The agency regularly revisits -- and revises or revokes registrations -- of regulated chemicals, Jones said. The agency expects to decide within two months whether any information in California's process will impact EPA's registration of methyl iodide, Jones said.

"We now have a peer review from a very credible group in California," Jones said. "What we've been saying since last spring is that we would take a serious look at (the report)."

In hearings in recent months before the review panel and state lawmakers, scientists have expressed alarm that methyl iodide might be applied to farm fields, while farm interests testified that having no soil fumigant would likely put them out of business.

A spokesperson for Arysta LifeScience, the manufacturer that sells the chemical as a soil fumigant, said the review panel's conclusions are off-base because panel members' perspectives are largely limited to laboratory research.

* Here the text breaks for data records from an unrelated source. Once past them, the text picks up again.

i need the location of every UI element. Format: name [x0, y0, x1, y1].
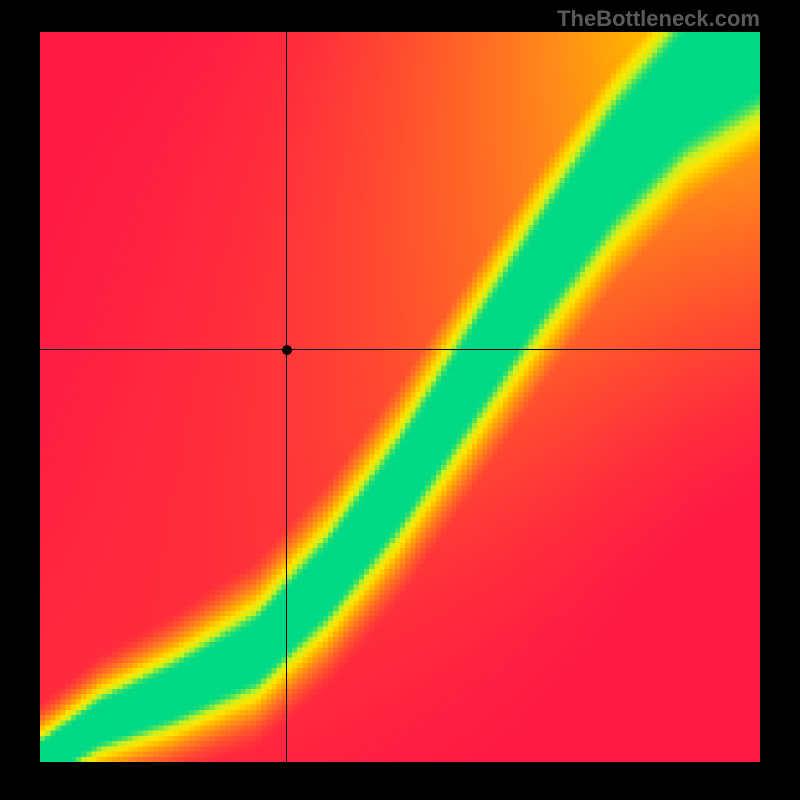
heatmap-plot	[40, 32, 760, 762]
heatmap-canvas	[40, 32, 760, 762]
crosshair-horizontal	[40, 349, 760, 350]
crosshair-vertical	[286, 32, 287, 762]
watermark-text: TheBottleneck.com	[557, 6, 760, 32]
crosshair-marker	[282, 345, 292, 355]
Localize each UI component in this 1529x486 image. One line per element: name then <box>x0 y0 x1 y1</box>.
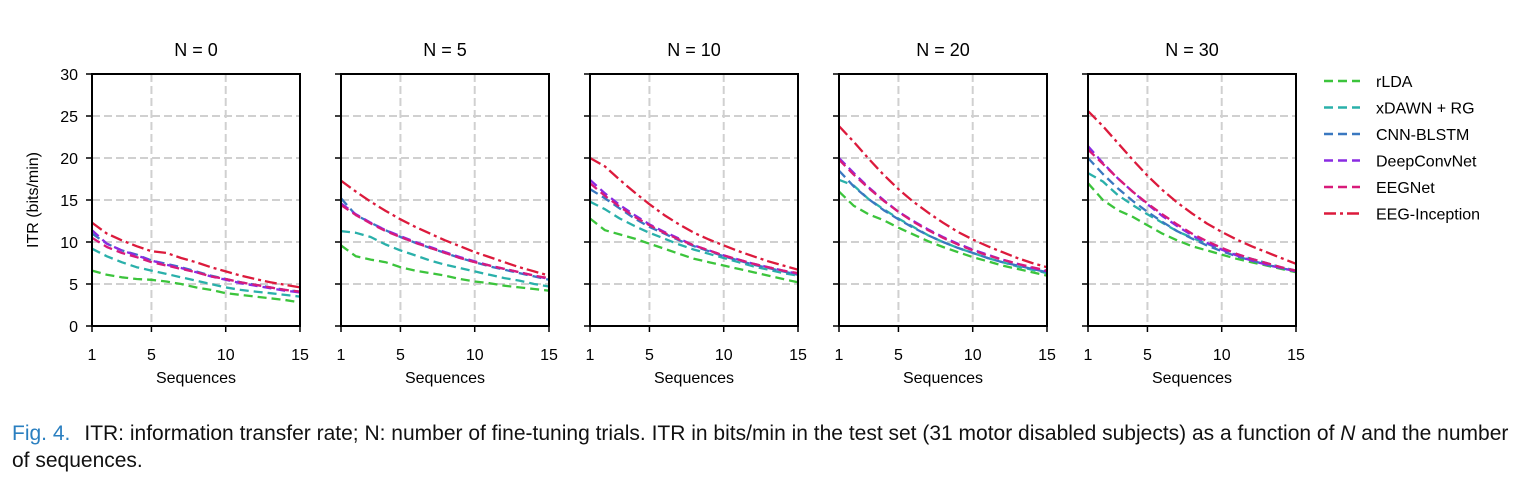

Application practices take every precaution to ensure the chemical does not escape from beneath the soil, the company spokesperson said.

DPR spokeswoman Lea Brooks said the panel surpassed what the state requested by implicitly opposing registration of methyl iodide. The agency had requested only a review of the science backing its assessment.

The panel said the state's assessment did not sufficiently allow for protecting public health, but was otherwise rigorous and thorough. The state will take those conclusion into consideration in making its decision, Brooks said.

The agency says it could make a final decision by the end of February.